This is a ideal modular products to help you realize the whole Lora system development. With
the USB-SPI converter module FT2232, you can quickly to make the software development in your
PC. But also, you can integrate the concentrator module to your production product to realize the
Lora gateway function. This is very economic way to address for a huge variety of applications like
Smart Grid, Intelligent Farm, intelligent Farm and Other IoT applications.
The RAK831 needs a host system like Raspberry Pi or WisAP (OpenWRT based) or WisCam
for proper operation . The host processor can be a PC or MCU that will be connected to RAK831 via
USB or SPI
RAK831 is using as a gateway, communication based on lorawan protocol requires. 64
channels utilizing LoRa 125 kHz BW, starting at 902.3 MHz and incrementing linearly by 200 kHz to
914.9 MHz, and 8 channels utilizing LoRa 500 kHz BW, starting at 903.0 MHz and incrementing
linearly by 1.6 MHz to 914.2 MHz were used for receiving. 8 channels utilizing LoRa 500 kHz BW,
starting at 923.3 MHz and incrementing linearly by 600 kHz to 927.5 MHz were used for transmitting.
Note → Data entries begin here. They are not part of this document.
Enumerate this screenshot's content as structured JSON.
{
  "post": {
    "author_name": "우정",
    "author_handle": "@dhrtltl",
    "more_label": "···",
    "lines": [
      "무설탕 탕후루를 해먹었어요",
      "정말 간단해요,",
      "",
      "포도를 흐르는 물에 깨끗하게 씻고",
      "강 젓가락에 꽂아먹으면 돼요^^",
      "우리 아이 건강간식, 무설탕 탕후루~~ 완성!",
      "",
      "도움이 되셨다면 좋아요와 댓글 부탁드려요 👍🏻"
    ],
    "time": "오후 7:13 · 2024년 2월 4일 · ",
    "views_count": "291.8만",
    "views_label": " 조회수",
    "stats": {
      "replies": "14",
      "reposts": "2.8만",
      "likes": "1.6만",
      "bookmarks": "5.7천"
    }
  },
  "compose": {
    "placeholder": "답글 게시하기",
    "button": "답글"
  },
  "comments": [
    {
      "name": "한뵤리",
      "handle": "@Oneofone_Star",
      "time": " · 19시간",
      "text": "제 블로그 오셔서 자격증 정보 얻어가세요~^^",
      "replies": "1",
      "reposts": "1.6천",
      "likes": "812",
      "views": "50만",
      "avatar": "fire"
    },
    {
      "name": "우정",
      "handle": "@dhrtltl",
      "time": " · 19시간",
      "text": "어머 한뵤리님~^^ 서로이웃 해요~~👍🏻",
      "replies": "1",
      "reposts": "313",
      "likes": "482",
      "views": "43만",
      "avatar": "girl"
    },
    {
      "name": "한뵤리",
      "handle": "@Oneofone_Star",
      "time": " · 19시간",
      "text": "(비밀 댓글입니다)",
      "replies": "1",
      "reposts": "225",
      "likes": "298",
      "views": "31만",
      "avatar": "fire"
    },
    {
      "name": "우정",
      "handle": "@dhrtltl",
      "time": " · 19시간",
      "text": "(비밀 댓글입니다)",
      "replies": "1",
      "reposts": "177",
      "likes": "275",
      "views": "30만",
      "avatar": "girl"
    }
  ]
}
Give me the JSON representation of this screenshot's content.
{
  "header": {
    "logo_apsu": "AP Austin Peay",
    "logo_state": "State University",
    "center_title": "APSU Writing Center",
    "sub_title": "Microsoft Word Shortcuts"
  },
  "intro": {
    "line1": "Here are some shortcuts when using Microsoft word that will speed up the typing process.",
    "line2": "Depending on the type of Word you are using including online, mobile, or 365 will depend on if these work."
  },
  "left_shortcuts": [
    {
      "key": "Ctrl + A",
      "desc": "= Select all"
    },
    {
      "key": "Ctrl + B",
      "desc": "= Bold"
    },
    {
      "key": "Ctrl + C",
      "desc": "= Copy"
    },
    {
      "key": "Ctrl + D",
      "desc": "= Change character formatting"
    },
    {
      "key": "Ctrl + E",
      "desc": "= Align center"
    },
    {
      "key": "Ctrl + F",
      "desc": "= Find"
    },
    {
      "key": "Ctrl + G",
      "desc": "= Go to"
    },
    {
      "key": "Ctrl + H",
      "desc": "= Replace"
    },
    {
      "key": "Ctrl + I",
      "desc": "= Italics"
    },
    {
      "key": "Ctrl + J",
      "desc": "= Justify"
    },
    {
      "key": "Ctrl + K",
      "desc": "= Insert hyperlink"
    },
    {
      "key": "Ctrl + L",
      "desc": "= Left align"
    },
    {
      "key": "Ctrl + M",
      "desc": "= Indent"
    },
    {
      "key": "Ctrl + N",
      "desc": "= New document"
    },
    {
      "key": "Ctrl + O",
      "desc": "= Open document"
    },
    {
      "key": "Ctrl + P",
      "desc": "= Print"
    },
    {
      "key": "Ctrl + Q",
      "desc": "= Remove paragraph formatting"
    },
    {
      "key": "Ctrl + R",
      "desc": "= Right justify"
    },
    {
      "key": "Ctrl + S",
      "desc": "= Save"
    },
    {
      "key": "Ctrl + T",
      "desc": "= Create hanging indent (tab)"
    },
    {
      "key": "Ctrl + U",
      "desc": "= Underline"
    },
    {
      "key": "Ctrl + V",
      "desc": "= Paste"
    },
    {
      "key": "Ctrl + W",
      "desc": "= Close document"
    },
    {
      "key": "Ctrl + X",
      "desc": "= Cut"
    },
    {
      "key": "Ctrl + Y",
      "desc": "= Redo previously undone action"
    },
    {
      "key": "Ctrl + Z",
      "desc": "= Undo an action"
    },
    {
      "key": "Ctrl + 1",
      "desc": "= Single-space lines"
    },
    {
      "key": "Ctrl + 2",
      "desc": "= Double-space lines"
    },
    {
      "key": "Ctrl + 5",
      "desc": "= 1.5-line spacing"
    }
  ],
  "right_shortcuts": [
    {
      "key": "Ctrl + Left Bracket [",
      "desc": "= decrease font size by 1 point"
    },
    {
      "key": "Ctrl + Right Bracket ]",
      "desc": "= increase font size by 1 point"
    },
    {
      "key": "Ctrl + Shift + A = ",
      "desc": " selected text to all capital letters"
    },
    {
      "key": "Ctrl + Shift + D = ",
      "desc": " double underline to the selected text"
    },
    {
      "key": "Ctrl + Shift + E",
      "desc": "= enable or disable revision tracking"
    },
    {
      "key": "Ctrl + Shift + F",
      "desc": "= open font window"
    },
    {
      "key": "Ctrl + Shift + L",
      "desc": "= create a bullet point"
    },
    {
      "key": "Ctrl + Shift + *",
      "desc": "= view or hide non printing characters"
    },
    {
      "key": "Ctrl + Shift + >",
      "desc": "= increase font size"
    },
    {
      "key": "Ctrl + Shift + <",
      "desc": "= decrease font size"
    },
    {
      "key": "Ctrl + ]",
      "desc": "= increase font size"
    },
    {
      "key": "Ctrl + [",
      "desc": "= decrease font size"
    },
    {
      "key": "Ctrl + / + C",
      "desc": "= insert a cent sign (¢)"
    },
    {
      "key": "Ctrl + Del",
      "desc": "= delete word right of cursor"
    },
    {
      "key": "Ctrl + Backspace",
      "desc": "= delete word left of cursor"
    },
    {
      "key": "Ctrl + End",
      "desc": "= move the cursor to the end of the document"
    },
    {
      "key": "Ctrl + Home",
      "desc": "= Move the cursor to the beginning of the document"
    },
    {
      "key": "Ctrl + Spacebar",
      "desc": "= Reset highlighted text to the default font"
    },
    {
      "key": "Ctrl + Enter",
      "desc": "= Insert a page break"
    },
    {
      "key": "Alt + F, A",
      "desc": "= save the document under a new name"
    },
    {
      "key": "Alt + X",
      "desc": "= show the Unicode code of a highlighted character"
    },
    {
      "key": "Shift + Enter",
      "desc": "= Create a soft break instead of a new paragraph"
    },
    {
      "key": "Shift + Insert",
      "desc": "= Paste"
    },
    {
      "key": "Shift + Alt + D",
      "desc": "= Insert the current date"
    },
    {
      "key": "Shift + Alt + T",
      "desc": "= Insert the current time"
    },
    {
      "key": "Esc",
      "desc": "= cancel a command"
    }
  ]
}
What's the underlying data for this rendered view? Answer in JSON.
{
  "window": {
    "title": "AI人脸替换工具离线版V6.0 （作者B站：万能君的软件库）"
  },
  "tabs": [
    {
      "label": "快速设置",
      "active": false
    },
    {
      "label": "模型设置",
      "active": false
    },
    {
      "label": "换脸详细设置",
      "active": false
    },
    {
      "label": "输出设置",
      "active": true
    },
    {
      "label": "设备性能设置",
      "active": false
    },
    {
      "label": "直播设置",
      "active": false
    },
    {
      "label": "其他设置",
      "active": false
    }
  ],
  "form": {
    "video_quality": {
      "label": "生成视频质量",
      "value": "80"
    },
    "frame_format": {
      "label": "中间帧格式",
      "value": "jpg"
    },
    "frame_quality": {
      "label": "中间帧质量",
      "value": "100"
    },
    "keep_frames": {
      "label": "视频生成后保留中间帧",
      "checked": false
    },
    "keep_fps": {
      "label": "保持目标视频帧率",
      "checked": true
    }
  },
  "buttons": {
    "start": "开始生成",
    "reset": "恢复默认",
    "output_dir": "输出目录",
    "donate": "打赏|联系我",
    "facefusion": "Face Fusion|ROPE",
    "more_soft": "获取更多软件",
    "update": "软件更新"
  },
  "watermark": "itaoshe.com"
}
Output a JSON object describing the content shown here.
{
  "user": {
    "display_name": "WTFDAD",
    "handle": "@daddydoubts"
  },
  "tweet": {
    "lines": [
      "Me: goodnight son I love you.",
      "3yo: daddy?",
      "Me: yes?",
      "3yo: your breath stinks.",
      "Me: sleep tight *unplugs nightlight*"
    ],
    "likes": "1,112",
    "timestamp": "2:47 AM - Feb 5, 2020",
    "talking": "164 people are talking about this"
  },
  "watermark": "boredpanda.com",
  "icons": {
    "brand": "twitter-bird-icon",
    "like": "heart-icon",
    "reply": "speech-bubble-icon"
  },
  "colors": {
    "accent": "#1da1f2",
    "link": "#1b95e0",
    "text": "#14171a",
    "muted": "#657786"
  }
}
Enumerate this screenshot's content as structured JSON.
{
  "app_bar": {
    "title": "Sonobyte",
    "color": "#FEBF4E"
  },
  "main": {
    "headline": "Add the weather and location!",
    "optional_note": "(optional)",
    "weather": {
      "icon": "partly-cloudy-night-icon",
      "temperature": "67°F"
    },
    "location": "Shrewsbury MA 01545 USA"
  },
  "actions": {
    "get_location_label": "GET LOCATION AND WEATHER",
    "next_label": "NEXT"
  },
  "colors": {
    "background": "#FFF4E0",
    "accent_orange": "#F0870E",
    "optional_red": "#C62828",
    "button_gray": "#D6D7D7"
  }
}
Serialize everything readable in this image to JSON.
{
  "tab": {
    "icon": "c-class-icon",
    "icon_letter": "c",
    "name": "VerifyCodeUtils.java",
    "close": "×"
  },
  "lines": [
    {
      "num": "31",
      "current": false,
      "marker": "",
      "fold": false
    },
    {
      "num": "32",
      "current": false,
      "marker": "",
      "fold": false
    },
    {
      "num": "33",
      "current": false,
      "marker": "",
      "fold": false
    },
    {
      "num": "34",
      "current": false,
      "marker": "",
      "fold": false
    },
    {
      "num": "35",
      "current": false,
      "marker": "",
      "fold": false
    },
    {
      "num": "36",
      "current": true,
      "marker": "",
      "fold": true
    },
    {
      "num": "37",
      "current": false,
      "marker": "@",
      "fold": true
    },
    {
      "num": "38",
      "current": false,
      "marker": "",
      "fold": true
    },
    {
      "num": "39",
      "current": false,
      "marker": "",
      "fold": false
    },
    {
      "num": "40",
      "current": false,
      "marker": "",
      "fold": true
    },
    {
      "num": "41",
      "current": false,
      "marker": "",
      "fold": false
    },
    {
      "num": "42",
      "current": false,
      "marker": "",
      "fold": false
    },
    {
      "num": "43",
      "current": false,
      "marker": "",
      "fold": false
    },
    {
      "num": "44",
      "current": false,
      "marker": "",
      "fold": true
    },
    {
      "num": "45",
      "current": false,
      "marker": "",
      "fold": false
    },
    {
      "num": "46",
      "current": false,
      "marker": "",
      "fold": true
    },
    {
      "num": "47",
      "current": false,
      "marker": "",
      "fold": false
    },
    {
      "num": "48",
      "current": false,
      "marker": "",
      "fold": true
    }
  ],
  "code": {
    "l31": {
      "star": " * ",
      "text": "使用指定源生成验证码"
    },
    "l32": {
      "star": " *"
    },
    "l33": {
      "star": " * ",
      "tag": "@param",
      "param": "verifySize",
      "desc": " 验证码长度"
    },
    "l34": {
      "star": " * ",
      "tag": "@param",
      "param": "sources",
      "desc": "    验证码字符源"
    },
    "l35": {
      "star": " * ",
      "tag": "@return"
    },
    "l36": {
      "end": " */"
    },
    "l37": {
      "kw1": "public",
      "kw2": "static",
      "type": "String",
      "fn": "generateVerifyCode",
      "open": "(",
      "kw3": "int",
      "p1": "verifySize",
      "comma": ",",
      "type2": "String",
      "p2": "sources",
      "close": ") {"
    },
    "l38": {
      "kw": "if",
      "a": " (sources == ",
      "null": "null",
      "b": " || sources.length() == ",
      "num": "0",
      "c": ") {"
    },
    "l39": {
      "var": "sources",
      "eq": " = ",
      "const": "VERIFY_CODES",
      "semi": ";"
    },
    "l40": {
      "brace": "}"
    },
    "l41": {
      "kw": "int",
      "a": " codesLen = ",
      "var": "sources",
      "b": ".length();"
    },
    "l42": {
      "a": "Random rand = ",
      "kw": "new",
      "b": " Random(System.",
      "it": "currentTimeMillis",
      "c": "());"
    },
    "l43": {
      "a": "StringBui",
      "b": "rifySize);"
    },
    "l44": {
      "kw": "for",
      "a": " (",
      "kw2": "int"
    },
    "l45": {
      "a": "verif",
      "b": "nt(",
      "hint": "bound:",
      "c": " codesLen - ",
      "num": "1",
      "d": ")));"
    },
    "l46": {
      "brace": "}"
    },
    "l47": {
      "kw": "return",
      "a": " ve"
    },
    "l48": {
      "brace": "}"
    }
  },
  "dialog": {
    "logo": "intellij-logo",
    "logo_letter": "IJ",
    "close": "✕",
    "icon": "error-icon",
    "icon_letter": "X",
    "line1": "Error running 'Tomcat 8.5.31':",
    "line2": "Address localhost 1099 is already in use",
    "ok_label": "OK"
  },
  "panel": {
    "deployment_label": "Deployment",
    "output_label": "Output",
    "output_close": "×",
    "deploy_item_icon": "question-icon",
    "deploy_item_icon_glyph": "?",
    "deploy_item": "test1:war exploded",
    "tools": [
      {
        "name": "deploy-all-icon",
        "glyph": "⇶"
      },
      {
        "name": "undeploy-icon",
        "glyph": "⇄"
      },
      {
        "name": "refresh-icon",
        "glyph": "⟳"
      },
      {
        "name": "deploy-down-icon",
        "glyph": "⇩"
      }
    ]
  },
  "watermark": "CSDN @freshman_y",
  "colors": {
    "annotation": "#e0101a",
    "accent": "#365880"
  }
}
RAK831 is able to receive up to 8 LoRa packets simultaneously sent with different spreading
factors on different channels. This unique capability allows to implement innovative network
architectures advantageous over other short range systems:
End-point nodes (e.g. sensor nodes) can change frequency with each transmission in a random
pattern. This provides vast improvement of the system robustness in terms of interferer immunity
and radio channel diversity.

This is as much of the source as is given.